First Time Home Buyer

Although it may seem counter-intuitive, I believe that now is an excellent time for first time home buyers in Dallas to enter the market. Many entry level homes are available at great prices in Dallas, especially if you are a first time home buyer that can do a few repairs. The number of foreclosure properties in Dallas is increasing, but these properties frequently come with a few warts. Given that the last occupant could not afford the mortgage, it is likely that they could not afford to keep up with repairs either. However, with a little TLC, Dallas homes can be spectacular again. They are all at a discount price for first time home buyers in Dallas.

Dream House Sketch

Live Your Dreams!!

So how do you go about buying a home in Dallas as a first time home buyer? How do you know if you are getting a good deal? How do you get it financed? How does the closing process actually work? How do I obtain good advice when being a first time home buyer? All of these are great questions, and the answer to most of them is “don’t do what I did when I was a first time home buyer in Dallas.” Here’s my story…

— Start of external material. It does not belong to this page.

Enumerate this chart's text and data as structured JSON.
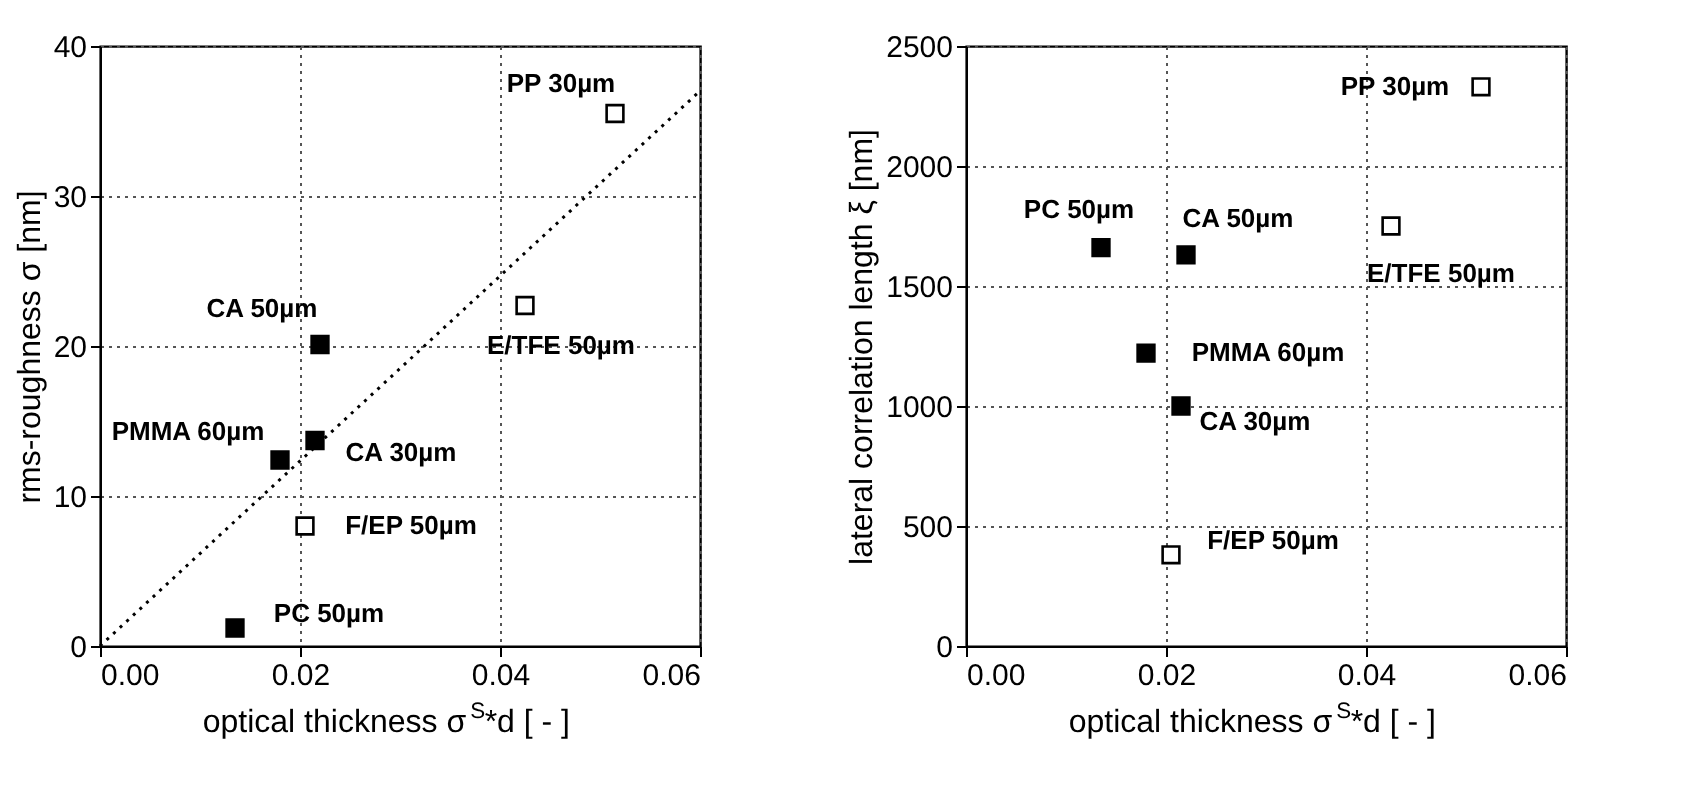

Young and relatively new to Dallas, I was ready to be a first time home buyer. A US Navy officer at the time, I knew that I could obtain financing through the VA and have little out of pocket cost. I walked into a local real estate office in and announced that I was ready to be a first time home buyer in Dallas. I was soon signing a long term representation agreement with an agent that turned out not to know very much. It was up to me to figure things out, and I made some rather large mistakes (bought a house about 300 yards from the Dallas county line. Had I crossed over the line, taxes and car insurance would have been significantly cheaper).

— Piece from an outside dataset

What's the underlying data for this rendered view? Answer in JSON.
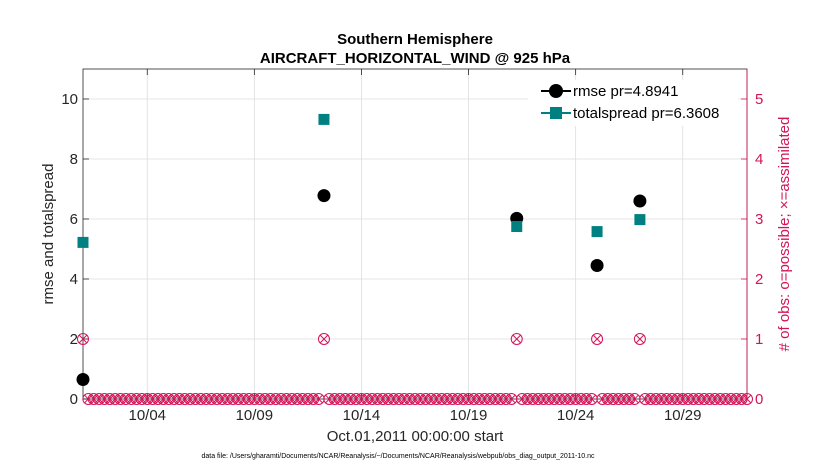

So here are my recommendations to any first time home buyers . First, work with a seasoned agent or broker that has years rather than minutes of experience about Dallas real estate. Get to know them before signing a long term agreement, and then only sign an agreement if you have a way out. Don’t get yourself tied up for six months. Good agents will always have clauses that will release you from the agreement. Also, if you are a first time home buyer in Dallas make sure that you really trust the person you are working with. Watch the way that they present information and ask questions until you can determine whether or not they seem knowledgeable and trustworthy. If you can get a reference from a friend, do so. If the references you use are provided by the agent, ask them hard questions.

Second, if you are a first time home buyer in Dallas get yourself qualified for a mortgage before you start a serious search. This will let you know what you can afford. No sense looking at $750,000 homes if you only qualify for a $200,000 mortgage as a first time home buyer. When it comes time to make an offer, you are going to have to prove to the seller that you can obtain financing before they will accept the offer. Going through the qualification process early as a first time home buyer in Dallas will help throughout the process.

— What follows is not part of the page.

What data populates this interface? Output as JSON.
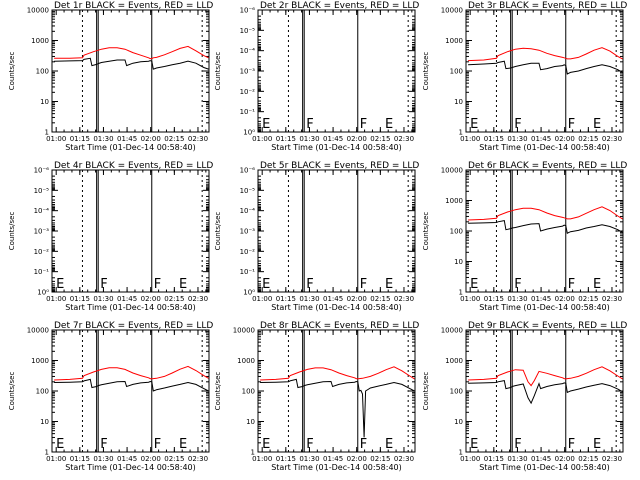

Finally, think about the things that are really important to your life, and find a home near them. Being a first time home buyer, I purchased in the outer Dallas suburbs, but my life never moved out there. All of our friends and social events were in Dallas. Being a first time home buyer, I could have afforded to pay a higher mortgage in exchange for the fuel and wear and tear that I put on my cars.

What is the Best Financing for a First Time Home Buyer?

There are three great programs run by federal government that allow first time home buyers to buy a house with little to no money out of pocket. FHA loans are available through the Dept of Housing and Urban Development. The Veteran’s Administration offers US military veterans a $0 out of pocket opportunity and The The US Department of Agriculture sponsors Rural Housing Service Loans.